Lista samochodów, które mają wystąpić w grze, robi wrażenie. Już w tej chwili ujawnionych jest ponad 40 aut, a mówi się, iż razem ma być ich pomiędzy 50 a 100. Ciekawsze nowe modele, to m.in. Pagani Zonda, Audi LeMans Quattro, Shelby GT 500 czy Koenigsegg CCX. Jest jednak coś, co robi większe wrażenie. Mianowicie wprowadzenie podziału wozów na klasy! Na początku przygody z Karbonem opowiemy się po stronie jednej z trzech „szkół” samochodowych: japońskiej, amerykańskiej lub europejskiej i jeździmy tylko autami z danego regionu. W zależności od tego, co wybierzemy, to inaczej wyglądać ma sama gra. Na przykład dostępne będą inne części tuningowe dla każdej z grup lub dane auta mogą gorzej się nadawać do jednego z typów wyścigów. Także samo sterowanie autami ma być całkowicie inne w zależności czy jedziemy „amerykańcem”, czy „japończykiem”. Co ważne, decyzja opowiedzenia się obowiązuje nas przez całą grę, więc przed dokonaniem wyboru będzie się trzeba dobrze zastanowić.

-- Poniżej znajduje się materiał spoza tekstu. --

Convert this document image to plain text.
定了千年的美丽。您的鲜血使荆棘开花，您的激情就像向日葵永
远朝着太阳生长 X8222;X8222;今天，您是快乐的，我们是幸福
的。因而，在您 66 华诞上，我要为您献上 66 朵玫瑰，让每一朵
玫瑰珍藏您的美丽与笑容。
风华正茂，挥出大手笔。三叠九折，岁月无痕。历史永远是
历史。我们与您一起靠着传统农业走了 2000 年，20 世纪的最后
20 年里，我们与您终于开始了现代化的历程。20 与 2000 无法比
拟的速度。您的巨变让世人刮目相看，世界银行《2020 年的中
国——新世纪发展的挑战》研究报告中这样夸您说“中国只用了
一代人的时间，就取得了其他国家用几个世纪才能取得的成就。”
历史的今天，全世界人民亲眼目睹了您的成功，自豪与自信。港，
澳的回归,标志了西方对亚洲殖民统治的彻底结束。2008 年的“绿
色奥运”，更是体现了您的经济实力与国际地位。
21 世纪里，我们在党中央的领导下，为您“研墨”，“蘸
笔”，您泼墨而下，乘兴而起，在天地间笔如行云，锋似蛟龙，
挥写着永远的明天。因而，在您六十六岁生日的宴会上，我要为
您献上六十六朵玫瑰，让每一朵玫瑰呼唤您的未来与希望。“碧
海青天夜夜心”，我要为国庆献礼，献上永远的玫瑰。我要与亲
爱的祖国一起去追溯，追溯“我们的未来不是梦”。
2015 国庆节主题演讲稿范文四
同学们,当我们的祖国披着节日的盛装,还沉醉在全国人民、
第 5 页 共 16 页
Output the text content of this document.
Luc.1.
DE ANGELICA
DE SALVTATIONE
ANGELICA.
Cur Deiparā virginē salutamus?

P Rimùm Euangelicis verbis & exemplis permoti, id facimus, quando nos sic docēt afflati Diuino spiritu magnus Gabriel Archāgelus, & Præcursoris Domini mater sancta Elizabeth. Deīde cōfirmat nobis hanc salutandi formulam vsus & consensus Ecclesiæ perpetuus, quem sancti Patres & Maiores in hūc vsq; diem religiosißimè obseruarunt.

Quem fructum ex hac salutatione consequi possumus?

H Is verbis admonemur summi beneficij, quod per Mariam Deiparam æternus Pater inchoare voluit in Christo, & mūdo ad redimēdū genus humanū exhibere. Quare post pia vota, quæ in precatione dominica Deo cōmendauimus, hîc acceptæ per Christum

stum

Tuning, dzięki wprowadzeniu trybu „autosculpture”, nabierze całkowicie nowej jakości. Mianowicie po zakupie części do auta (czy to spoiler, czy alufelgi) możemy w prosty sposób – za pomocą suwaków – zmodyfikować jego wygląd zmieniając stopień nachylenia, wgłębienie, szerokość czy długość poszczególnych elementów. Mimo tego, iż jesteśmy w tym ograniczeni, gdyż suwaki chodzą w danym odgórnie ustalonym zakresie, to i tak tuning nabierze nowego wymiaru.
Do gry przy fanfarach i brawach na stojąco wraca drift. Całkowicie odświeżony jest kierowany na jeden z ważniejszych trybów w Need for Speed: Carbon (a ponadto wchodzi na miejsce dragu). Przede wszystkim opracowano dla niego całkowicie nową fizykę, która sprawia, iż poślizgi będą wykonywane przy większej prędkości, nabijając przy tym dużo więcej punktów. Do tego trasę na torach podzielono na strefy – czym bliżej bandy jedziemy, tym więcej punktów zbieramy, ale oczywiście wiąże się to z niebezpieczeństwem łatwiejszego „zmarnowania” wyniku.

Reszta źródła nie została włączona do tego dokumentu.